The present invention relates to integrated circuits, and more specifically, to programmable logic circuits.
One example of a programmable logic circuit is a field programmable gate array (“FPGA”). FPGAs are integrated circuits having an array of configurable logic blocks embedded in a matrix of interconnecting conductors with configurable connections to each other and to the logic blocks. FPGAs and similar configurable/programmable logic circuits (e.g., complex programmable logic devices or “CPLDs”) can be modified and updated in order to change their behavior or to function in a system. Each programmable element is made up of two parts: a configurable memory and an associated logic. A factor in determining the size of the memory and the logic in each cell is the programmability of the logic.
Continued semiconductor scaling becomes increasingly difficult and costly due to device dimensions approaching atomic scale. Three-dimensional (3D) integrated circuit chip integration techniques provide a means of significant scaling by electrically coupling two or more integrated circuit chips together, usually coplanar.
Integrated circuit chips are typically built-up layer-by-layer, having the conducting metal, power, and signal interconnections on the face of the chip.

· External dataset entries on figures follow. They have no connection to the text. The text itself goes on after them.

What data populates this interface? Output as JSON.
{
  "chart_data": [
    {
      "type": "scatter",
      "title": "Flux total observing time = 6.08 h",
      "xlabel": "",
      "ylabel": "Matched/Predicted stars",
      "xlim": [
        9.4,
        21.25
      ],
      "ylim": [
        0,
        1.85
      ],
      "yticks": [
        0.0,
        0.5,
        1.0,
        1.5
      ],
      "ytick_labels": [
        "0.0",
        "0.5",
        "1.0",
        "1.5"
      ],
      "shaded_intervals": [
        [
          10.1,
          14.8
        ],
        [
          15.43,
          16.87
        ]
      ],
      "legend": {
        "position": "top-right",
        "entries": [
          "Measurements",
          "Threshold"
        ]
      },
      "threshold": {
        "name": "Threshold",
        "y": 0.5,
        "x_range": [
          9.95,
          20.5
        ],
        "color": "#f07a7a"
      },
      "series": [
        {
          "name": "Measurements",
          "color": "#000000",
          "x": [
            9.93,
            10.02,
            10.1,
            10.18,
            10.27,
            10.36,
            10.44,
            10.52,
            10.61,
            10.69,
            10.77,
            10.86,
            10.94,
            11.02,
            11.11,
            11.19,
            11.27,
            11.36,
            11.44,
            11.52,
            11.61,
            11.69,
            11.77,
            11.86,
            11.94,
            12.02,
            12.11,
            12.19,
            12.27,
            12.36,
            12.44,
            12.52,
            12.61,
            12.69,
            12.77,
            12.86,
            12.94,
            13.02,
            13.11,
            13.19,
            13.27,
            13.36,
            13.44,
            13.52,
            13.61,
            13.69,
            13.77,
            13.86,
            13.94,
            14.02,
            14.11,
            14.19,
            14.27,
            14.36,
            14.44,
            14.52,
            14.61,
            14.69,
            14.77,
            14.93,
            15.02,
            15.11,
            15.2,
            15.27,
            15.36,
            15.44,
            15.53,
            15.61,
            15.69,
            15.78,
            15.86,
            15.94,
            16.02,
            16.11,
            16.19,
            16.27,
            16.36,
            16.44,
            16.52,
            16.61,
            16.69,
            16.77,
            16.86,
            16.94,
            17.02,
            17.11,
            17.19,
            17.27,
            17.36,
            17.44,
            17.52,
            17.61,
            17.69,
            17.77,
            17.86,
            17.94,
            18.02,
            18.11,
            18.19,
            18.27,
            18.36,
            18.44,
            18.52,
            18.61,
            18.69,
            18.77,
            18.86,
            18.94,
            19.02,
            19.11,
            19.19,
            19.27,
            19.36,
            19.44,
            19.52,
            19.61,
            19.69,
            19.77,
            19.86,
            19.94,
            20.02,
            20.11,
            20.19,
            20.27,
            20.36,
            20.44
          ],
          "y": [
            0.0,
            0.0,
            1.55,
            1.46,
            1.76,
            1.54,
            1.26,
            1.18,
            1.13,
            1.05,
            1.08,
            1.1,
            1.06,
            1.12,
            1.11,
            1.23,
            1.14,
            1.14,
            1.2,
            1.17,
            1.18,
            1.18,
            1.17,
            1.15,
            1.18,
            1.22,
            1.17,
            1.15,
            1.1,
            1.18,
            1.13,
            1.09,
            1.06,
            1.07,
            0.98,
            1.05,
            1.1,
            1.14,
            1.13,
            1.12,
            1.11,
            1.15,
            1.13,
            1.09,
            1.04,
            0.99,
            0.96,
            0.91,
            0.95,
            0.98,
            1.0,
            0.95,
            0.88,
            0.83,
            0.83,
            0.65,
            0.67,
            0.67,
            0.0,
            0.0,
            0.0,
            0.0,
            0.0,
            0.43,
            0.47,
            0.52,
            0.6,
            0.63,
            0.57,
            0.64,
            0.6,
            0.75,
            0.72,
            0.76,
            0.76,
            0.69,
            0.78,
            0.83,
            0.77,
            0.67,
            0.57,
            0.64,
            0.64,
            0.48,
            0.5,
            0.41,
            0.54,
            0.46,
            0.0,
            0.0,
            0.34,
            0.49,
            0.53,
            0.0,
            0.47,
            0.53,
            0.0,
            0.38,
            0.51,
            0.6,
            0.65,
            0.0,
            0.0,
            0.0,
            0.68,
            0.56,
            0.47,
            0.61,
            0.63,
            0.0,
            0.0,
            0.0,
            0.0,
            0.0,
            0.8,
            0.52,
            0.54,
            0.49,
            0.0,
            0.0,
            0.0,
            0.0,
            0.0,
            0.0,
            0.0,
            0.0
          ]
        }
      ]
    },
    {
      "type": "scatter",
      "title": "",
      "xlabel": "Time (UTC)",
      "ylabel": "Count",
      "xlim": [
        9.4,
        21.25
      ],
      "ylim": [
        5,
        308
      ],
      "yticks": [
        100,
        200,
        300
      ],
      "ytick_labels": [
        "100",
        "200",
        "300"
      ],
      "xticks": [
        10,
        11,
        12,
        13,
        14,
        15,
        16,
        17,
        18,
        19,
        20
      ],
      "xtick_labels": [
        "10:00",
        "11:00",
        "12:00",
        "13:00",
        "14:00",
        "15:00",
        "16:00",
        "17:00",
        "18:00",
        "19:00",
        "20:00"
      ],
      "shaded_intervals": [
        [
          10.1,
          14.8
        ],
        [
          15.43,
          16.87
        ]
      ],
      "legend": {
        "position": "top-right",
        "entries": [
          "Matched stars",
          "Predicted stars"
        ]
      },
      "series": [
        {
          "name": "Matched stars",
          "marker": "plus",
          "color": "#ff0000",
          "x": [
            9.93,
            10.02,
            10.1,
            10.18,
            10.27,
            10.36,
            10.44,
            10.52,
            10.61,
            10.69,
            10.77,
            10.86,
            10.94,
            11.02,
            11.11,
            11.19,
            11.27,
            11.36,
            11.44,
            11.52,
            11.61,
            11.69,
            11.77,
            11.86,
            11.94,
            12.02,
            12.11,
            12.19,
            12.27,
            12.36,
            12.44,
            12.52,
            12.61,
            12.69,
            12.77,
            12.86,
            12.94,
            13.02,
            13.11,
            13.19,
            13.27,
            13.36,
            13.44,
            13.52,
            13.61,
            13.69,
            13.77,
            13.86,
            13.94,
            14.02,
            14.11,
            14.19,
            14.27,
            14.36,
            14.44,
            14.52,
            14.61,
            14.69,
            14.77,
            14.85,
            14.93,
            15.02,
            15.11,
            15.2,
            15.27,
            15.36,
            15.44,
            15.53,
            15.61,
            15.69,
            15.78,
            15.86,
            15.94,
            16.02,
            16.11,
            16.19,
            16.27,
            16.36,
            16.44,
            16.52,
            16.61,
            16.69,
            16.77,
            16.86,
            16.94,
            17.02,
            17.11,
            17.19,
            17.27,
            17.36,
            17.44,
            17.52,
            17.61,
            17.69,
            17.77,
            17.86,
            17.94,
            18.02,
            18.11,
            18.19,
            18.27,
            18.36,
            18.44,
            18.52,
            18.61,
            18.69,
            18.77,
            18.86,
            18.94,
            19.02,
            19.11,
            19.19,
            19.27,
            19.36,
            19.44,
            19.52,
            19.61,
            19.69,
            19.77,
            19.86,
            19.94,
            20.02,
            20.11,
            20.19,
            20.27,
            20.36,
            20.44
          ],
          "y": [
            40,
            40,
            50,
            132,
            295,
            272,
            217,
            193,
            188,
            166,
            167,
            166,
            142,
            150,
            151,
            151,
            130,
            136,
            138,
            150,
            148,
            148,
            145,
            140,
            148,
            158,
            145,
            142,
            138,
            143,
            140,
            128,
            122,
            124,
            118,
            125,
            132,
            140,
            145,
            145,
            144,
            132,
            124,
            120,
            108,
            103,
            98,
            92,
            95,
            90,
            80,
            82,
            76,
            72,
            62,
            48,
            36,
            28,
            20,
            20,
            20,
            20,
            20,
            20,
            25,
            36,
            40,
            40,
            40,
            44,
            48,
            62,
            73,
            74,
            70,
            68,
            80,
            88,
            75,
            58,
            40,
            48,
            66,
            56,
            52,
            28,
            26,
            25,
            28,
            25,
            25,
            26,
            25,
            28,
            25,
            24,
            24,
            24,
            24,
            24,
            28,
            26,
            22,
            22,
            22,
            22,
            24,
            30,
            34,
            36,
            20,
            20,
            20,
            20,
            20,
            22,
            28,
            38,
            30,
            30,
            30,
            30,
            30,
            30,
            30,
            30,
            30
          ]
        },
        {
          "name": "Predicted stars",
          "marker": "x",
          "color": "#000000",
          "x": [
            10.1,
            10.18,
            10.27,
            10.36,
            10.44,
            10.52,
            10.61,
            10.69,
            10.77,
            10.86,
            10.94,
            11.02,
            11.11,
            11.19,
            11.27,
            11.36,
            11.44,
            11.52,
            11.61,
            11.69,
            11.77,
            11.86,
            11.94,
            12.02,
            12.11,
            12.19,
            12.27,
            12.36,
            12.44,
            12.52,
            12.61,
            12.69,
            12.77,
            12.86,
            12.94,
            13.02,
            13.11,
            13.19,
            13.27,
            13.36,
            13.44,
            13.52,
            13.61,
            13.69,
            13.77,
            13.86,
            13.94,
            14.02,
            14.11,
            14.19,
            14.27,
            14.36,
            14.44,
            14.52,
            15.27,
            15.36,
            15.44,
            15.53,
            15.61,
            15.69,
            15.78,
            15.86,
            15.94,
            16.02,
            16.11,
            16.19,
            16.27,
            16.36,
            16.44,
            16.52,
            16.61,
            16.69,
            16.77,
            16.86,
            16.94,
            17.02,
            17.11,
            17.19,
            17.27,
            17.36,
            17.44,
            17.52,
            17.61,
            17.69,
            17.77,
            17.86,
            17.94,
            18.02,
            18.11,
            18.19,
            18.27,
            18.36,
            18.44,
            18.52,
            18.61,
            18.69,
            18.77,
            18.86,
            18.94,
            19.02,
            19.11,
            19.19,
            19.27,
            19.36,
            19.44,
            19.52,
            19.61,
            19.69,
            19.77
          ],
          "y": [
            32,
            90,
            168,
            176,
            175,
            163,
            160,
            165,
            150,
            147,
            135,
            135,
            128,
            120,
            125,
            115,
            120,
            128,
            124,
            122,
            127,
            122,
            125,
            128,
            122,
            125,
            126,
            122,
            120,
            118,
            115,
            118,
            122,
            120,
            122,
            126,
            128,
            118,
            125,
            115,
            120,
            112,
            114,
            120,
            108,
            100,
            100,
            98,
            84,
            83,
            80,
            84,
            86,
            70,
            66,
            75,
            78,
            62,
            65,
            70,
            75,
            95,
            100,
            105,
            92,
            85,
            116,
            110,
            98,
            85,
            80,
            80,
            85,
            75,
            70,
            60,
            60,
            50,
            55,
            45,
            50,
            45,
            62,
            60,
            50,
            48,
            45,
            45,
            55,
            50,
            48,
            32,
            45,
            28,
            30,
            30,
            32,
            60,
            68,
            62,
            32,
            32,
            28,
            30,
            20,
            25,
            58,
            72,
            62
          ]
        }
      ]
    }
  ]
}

One method of providing a two layer chip stack is by having electrical connections between two chips arranged face-to-face with electrical conducting solder structures bonding the signal connections between the two chips with some contacts exposed and connected to the external package for system signal connections.
Another method of providing electric connection between semiconductor chips employs through substrate “vias” (TSVs) that are formed through the substrate of a semiconductor chip. Like conventional vias that are conducting structures used to vertically couple conducting metal layers within a chip, the TSVs reach through to the backside of a die after special wafer thinning processes expose the TSVs. Then additional metal layers may be applied to the backside of the wafer to facilitate having signal connections on both that face and back side of a die that are connected through the die. Two or more die having TSVs may be stacked for very high integrated circuit density.